La campagna en primeur 2023 (ne avevamo già parlato qui) ha visto una drastica riduzione dei prezzi, con un 30 per cento in meno rispetto alle quotazioni dell'annata 2022 (vale a dire 360 euro a bottiglia rispetto ai 516 euro di un anno prima). Nonostante i volumi ridotti e un'ottima qualità - «tra i migliori mai usciti en primeur», riflette Bettane - il mercato non ha reagito, deludendo le aspettative di molti. Così le bottiglie restano invendute: sommelier e ristoratori non le vogliono più e gli appassionati di vino mostrano un crescente disinteresse, influenzati da critiche e opinioni disincantate (anche da parte dei giornalisti del settore). Bettane racconta di casse di vino bordolese impilate come semplice arredo in un ristorante della Borgogna, vuote, riempite di vini di altre regioni o Paesi. «Noi francesi, naturalmente, ci siamo sempre divertiti a rompere i giocattoli che non vogliamo più» osserva con un pizzico di ironia Bettane. Tuttavia, è proprio l’incapacità dei produttori e distributori di Bordeaux di assumersi la responsabilità di questo fallimento che, a suo parere, rende la situazione ancora più allarmante.
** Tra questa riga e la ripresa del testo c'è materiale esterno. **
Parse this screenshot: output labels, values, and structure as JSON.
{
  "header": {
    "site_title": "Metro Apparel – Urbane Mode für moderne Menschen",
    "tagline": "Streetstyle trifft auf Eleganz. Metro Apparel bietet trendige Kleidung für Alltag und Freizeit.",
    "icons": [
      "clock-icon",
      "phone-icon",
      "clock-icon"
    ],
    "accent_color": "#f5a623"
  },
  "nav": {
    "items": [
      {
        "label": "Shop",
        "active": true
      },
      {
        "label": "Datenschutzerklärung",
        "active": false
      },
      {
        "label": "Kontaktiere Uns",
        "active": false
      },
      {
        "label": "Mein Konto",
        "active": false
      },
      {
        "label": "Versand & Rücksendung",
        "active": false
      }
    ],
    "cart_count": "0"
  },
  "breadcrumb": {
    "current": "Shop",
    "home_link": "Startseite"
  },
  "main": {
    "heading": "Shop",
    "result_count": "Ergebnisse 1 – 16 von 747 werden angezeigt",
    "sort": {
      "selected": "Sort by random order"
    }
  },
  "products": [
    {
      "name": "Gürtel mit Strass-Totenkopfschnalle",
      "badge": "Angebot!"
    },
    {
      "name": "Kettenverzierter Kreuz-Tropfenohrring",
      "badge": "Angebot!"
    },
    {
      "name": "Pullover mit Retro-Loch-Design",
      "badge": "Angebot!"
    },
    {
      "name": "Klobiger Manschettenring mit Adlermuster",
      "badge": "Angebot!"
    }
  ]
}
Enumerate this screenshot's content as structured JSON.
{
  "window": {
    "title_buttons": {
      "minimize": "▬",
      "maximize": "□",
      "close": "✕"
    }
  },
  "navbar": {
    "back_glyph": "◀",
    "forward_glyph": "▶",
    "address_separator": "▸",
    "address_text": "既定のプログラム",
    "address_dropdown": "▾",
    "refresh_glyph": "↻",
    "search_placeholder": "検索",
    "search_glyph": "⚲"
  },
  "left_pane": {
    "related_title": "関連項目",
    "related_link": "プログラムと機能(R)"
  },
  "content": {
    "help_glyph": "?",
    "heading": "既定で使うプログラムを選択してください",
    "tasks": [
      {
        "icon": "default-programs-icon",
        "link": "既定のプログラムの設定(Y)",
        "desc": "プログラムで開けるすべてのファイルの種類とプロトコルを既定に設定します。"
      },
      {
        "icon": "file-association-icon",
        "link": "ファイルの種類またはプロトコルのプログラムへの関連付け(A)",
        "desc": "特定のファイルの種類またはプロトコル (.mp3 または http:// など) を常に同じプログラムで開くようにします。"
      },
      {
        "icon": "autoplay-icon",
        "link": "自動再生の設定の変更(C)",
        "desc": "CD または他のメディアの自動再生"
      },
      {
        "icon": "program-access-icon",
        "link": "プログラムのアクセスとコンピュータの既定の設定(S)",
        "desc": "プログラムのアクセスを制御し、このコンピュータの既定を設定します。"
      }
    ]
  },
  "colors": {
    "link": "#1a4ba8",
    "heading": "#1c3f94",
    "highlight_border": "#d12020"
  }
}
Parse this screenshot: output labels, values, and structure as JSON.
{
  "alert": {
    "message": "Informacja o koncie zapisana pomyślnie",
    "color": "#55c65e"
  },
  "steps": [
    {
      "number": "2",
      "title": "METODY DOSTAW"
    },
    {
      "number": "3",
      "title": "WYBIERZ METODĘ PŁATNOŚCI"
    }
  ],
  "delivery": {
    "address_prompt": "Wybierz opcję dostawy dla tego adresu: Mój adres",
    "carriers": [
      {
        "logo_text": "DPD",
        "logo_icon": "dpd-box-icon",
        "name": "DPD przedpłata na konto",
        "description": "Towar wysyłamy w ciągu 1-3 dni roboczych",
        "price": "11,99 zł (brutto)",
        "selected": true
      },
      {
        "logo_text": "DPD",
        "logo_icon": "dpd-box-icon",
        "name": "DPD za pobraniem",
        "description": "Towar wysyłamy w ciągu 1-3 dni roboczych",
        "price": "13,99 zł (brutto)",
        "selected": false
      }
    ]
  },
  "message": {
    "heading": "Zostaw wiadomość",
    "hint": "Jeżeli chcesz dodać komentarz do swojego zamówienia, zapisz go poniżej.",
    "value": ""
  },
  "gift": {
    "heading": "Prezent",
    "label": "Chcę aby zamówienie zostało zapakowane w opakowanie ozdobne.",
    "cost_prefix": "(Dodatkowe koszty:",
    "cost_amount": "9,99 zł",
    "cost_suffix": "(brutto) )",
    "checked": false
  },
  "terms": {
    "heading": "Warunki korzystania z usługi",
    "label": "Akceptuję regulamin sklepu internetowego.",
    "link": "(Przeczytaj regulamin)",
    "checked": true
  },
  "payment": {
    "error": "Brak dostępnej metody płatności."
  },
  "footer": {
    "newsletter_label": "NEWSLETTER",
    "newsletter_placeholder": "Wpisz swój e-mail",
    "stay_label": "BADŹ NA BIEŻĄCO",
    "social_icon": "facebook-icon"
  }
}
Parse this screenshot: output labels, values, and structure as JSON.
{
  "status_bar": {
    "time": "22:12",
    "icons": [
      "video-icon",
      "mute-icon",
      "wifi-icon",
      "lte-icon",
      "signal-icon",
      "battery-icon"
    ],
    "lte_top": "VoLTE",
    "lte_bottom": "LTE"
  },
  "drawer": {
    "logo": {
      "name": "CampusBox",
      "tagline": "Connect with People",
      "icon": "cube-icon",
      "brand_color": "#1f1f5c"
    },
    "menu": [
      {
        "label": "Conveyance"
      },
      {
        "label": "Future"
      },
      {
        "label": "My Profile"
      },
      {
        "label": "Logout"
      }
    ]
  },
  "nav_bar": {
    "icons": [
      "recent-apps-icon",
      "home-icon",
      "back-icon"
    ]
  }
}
Le speculazioni e la crisi dell’identità bordolese

Uno degli errori più fatali è stata l’ossessione per la speculazione, che ha contaminato il commercio del Bordeaux fino a divenire il suo punto di rottura. Negli anni di prosperità, il Bordeaux ha accumulato profitti grazie a ricarichi altissimi e a un mercato che sembrava non conoscere crisi. Tuttavia, questa «strategia commerciale del compra basso, vendi alto», ha condotto il Bordeaux ad una corsa senza controllo, lasciando i consumatori a bocca asciutta e senza riferimenti. Per anni, i produttori hanno puntato su un’estetica di facciata, commercializzando i cosiddetti petits châteaux nella grande distribuzione, con «Etichette vuote vendute senza un’identità chiara né un reale legame con il terroir. Cosa ne sapevano i consumatori?» si chiede Bettane, ammettendo che questo approccio ha finito per allontanare il pubblico: quando il mercato si è disilluso, la crisi era già in atto e le vendite hanno subito una frenata che ancora oggi segna profondamente il commercio del Bordeaux.

Il Bordeaux è diventato un prodotto di massa

La gestione della fama e del posizionamento sul mercato hanno preso direzioni diverse in Francia, in particolare quando si osserva l’esempio della Champagne. In quest'ultima regione vinicola i produttori hanno saputo creare una solida identità anche nelle vendite al dettaglio, senza sacrificare la qualità dei propri vini. Le controparti bordolesi, invece, non hanno compreso come preservare il valore del proprio marchio, finendo per mercificare il Bordeaux al punto da trasformarlo in un prodotto di massa. Il critico francese evidenzia come sia venuta a mancare una brand equity: «una disonorevole mancanza di visione» che, a suo parere, ha ridotto il vino bordolese a una mera merce. Ma il problema non è solo l’inflazione di etichette e la gestione del brand. Bettane punta il dito contro il sistema di vendita en primeur, un processo in cui i clienti comprano bottiglie non ancora invecchiate, pagandole in anticipo e affidandosi alle valutazioni di “esperti” e critici che spesso, sottolinea, «non hanno alcuna formazione» e si affidano a punteggi discutibili. L’illusione di fare facili guadagni con i futures si scontra con la realtà, dove troppo spesso si ritrovano bottiglie invendute o sottoprezzate sugli scaffali. Questo sistema ha finito per allontanare molti acquirenti che, sentendosi ingannati da questo approccio elitario e distante, hanno smesso di investire nei vini di Bordeaux.

Quale futuro per il Bordeaux

Secondo Bettane, il Bordeaux può ora scegliere una delle due direzioni possibili. La prima è quella di perdere definitivamente la propria base di clienti, cedendo al mercato solo i grandi marchi che oggi vengono acquistati come oggetti da investimento più che per essere bevuti. Un Bordeaux, in questo scenario, si riduce a uno status symbol per pochi ricchi speculatori. L’altra strada, forse più rischiosa, è quella di riscoprire la propria identità e ricostruire il valore del proprio prodotto. Bettane si dichiara indignato dalla deriva speculativa e chiede un cambio di rotta. Per lui, Bordeaux dovrebbe tornare a essere una regione che valorizza la qualità del proprio terroir, invece di alimentare bolle speculative che sviliscono l’essenza stessa dell’agricoltura e del vino.